Dans quelle mesure avez-vous vu les jardins et les plantations évoluer ces dernières années, et qu’attendez-vous de l’avenir ?

Sous l’influence de facteurs externes, nos jardins ont énormément changé à plus d’un égard. Leur taille, par exemple, n’est plus la même. Le manque d’espaces disponibles, le rétrécissement des lotissements, l’augmentation des prix, l’avènement des logements partagés et ainsi de suite, font que la surface des jardins s’est réduite. Les jardins ouvriers, les jardins communs et autres projets sociaux gagnent dès lors en importance.

Les jardins se sont transformés en un « vide vert ». C’est très joli visuellement, mais un vrai cimetière en termes d’écologie. La conséquence, c’est que les plantes sont souvent devenues peu ou plus du tout résistantes en raison de l’absence d’ennemis naturels. Face à cette monotonie des plantations, les maladies et nuisibles s’en donnent à coeur joie.

La météo de ces dernières années et le réchauffement de la planète jouent évidemment un rôle. De plus en plus, on opte pour une piscine ou un étang de baignade, ce qui modifie considérablement l’apparence du jardin. Et je pense que cette tendance ne fera que se renforcer à l’avenir. L’avenir nous dira comment elle pourra être conciliée avec la pénurie grandissante d’eau.

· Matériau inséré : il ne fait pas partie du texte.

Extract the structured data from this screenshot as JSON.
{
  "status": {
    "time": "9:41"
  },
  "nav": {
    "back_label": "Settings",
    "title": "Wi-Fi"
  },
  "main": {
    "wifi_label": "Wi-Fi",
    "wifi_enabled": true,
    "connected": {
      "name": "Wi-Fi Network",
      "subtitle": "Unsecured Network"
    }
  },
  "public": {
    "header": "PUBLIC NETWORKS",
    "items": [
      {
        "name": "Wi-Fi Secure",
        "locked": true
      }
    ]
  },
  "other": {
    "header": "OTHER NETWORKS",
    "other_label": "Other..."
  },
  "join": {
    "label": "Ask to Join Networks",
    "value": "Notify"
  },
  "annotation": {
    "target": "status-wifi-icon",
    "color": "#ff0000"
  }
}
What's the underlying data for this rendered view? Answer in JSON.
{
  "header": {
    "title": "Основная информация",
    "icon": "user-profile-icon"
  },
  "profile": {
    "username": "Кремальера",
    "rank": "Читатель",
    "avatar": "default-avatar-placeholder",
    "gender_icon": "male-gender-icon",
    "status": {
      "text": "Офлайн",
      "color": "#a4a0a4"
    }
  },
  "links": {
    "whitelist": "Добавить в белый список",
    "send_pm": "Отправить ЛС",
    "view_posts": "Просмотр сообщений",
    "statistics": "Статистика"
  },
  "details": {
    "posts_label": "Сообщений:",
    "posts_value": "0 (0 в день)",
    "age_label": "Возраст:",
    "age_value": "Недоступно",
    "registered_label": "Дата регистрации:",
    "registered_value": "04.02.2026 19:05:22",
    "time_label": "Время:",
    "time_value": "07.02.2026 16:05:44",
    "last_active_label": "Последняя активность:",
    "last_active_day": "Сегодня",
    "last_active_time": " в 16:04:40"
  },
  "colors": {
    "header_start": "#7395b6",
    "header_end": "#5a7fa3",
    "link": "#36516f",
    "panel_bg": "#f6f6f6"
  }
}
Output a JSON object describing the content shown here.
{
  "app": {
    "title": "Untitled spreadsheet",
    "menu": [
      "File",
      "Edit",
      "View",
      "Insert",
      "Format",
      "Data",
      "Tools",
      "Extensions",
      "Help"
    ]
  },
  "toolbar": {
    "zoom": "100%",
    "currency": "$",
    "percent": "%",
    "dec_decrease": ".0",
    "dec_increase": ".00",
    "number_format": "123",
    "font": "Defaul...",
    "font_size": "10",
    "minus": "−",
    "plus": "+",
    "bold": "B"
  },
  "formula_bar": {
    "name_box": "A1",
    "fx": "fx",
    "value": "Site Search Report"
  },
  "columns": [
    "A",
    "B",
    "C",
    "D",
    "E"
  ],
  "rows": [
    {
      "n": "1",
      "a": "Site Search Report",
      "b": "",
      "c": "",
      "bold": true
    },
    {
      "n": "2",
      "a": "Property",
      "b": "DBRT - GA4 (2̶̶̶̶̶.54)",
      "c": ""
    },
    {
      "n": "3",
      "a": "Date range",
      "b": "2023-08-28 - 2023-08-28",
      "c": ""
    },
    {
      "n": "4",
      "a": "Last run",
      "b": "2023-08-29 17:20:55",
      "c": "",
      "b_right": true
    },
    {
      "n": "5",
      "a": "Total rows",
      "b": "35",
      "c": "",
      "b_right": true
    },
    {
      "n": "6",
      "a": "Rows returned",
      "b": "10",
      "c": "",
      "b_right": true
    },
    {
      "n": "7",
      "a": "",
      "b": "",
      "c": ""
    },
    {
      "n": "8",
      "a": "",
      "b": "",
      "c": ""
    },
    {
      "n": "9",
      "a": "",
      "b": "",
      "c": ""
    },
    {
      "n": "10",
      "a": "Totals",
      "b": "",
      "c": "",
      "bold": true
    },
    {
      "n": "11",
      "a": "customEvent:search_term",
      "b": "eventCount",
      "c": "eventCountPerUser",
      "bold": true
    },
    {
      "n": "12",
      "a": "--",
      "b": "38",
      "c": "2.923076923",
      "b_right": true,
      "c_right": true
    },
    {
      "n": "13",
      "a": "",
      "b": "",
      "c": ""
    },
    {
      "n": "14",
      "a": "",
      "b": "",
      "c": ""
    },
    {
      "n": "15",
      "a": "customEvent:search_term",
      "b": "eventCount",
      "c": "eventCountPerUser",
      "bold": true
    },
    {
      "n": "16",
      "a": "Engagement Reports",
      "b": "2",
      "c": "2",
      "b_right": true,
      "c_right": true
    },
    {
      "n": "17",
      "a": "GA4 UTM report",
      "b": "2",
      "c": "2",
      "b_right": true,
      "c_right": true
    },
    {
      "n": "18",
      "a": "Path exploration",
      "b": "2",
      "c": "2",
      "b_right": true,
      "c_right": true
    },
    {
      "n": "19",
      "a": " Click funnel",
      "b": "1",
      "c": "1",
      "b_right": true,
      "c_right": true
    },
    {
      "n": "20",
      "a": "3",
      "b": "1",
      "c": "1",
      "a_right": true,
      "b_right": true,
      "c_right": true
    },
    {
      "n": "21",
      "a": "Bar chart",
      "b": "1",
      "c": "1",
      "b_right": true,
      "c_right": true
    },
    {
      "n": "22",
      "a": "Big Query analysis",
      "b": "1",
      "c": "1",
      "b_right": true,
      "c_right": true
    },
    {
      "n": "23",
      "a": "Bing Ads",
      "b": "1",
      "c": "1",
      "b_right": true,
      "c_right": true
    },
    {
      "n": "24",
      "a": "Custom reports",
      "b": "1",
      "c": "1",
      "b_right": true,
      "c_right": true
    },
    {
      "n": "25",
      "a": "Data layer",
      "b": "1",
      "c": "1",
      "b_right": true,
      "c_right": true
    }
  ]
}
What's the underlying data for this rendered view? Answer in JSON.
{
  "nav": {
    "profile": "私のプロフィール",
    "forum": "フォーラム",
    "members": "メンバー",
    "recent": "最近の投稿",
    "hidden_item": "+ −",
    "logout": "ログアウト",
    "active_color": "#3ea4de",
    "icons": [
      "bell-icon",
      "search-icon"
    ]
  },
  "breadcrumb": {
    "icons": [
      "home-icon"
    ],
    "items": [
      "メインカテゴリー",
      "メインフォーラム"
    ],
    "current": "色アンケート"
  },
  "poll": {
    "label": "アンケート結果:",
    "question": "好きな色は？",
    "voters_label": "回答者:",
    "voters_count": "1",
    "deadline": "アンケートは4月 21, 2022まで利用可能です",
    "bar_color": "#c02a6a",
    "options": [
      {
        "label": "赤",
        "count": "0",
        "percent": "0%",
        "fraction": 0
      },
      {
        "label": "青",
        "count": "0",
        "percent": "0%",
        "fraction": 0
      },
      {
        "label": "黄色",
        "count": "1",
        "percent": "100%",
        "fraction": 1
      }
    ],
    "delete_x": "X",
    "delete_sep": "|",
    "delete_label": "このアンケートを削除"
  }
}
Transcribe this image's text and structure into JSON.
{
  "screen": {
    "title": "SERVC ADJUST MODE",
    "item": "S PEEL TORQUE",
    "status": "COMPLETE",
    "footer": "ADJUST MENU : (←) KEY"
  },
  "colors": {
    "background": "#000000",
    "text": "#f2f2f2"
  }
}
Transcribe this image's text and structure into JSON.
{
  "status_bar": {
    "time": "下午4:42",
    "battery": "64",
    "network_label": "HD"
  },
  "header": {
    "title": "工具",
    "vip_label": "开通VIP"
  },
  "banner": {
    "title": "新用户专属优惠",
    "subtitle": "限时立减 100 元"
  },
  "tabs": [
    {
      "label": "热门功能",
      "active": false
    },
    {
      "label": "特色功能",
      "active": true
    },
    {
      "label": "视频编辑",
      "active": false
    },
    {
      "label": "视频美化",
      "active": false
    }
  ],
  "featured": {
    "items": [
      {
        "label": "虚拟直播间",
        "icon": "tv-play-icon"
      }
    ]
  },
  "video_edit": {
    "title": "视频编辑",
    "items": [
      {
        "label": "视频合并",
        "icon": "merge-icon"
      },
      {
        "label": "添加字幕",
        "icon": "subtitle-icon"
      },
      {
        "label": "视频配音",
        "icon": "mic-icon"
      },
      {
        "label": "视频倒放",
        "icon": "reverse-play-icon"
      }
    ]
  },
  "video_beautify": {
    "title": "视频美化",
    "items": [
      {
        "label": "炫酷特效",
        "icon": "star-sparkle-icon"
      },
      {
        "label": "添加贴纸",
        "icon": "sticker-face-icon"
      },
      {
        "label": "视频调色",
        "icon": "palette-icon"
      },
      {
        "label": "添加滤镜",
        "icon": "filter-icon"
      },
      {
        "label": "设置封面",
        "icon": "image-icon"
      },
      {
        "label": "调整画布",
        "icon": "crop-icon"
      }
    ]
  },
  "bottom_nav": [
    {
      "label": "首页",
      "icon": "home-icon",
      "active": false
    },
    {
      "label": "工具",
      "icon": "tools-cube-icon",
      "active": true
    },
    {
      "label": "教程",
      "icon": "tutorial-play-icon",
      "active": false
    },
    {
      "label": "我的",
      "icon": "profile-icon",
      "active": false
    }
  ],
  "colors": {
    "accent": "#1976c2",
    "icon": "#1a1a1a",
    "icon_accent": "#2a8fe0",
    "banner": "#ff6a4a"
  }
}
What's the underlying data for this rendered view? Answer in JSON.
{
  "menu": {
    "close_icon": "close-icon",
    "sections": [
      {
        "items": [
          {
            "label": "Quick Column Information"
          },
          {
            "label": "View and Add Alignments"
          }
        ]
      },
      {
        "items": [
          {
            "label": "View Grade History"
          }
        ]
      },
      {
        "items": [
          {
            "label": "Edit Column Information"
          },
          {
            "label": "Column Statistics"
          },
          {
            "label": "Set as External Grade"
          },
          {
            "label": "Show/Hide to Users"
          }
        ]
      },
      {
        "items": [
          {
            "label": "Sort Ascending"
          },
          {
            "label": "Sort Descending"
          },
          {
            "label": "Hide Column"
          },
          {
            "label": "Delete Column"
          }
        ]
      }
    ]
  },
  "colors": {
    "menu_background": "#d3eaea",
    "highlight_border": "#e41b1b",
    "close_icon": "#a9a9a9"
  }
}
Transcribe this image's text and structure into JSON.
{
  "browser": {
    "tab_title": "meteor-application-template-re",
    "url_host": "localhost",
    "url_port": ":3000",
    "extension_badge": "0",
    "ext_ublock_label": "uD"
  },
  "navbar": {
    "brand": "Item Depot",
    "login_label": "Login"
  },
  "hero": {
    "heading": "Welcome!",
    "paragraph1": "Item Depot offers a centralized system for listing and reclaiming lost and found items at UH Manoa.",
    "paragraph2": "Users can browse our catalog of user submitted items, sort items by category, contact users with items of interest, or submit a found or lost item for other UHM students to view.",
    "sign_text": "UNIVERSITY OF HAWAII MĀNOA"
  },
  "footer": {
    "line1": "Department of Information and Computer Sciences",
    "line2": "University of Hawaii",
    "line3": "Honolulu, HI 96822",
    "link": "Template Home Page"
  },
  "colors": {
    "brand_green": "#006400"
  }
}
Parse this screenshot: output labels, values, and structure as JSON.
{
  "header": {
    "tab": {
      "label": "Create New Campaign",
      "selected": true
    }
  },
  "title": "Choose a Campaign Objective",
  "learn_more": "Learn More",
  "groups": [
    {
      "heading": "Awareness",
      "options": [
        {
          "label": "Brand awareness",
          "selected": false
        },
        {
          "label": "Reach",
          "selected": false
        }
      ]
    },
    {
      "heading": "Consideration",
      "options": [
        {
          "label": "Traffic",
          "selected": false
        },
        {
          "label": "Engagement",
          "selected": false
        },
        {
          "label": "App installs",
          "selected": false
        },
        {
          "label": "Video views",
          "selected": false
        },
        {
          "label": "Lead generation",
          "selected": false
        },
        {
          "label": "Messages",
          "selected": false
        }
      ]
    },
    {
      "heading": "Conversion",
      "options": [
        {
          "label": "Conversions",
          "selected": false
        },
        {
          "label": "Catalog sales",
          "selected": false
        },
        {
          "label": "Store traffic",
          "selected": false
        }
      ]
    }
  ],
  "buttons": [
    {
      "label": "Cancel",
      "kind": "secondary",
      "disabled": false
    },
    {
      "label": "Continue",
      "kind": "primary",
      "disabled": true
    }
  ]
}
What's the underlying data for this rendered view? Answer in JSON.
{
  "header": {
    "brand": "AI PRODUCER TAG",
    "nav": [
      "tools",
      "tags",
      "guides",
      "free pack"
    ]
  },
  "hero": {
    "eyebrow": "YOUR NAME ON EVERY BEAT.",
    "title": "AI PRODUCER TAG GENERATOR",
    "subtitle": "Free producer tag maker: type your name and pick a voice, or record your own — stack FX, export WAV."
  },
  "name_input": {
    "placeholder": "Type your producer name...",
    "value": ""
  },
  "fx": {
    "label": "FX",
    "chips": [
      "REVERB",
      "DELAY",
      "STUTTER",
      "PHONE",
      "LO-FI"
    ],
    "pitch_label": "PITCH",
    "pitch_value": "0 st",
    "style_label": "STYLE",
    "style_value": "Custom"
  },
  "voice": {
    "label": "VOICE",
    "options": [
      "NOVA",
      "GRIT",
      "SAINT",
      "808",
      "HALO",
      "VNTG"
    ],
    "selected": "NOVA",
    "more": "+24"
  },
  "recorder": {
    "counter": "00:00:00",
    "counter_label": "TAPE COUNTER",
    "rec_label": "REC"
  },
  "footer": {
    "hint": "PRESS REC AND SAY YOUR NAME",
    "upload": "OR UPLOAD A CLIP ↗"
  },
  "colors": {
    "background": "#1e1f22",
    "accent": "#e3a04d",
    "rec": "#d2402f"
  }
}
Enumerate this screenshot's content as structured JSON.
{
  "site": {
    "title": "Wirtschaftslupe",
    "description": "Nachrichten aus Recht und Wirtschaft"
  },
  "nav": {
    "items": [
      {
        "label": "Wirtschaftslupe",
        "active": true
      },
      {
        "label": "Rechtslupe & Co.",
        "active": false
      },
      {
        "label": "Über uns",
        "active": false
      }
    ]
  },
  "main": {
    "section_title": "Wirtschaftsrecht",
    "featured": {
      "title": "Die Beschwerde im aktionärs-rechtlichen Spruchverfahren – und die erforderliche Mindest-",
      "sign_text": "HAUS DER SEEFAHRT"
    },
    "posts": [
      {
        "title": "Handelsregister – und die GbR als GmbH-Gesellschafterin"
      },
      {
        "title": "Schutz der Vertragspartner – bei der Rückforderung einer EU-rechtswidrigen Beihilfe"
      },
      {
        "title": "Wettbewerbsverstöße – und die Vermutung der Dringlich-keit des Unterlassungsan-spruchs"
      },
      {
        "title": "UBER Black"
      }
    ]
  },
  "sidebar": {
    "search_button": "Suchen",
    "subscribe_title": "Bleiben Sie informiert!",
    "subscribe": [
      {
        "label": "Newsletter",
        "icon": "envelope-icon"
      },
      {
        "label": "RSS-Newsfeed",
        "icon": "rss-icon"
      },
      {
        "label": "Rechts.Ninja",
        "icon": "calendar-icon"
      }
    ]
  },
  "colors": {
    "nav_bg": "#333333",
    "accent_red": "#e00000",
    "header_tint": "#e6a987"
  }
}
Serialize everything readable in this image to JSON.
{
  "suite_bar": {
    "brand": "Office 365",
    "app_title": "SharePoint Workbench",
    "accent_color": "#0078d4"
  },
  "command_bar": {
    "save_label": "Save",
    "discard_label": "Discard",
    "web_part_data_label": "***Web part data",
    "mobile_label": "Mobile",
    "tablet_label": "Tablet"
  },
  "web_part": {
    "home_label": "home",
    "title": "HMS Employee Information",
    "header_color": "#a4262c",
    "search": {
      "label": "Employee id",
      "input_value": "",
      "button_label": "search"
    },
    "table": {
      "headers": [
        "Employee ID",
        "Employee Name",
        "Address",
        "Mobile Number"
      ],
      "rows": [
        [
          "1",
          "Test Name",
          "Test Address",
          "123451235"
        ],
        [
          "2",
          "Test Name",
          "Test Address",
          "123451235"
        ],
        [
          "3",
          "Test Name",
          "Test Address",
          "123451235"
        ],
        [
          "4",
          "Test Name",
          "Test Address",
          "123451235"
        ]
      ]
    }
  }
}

Ce qui m’amène tout naturellement au thème de l’irrigation. Les entreprises qui se sont spécialisées en la matière font des affaires en or de nos jours. Mais encore une fois, on préfère ici raisonner à court terme en fonction de considérations économiques plutôt qu’en fonction de la plante. En cas de sécheresse ou de canicule, un arrosage permanent expose les plantes à un stress et perturbe sérieusement leur évaporation naturelle ainsi que leur cycle de captation de l’eau. La mortalité soudaine de buissons en est le résultat. Et on peut également y attribuer l’apparition de champignons dans les gazons.

Last but not least, nous constatons un grand stress climatique chez les plantes déjà présentes. Notre végétation souffre énormément de la chaleur excessive, de la pollution de l’air, des sécheresses et des pluies abondantes.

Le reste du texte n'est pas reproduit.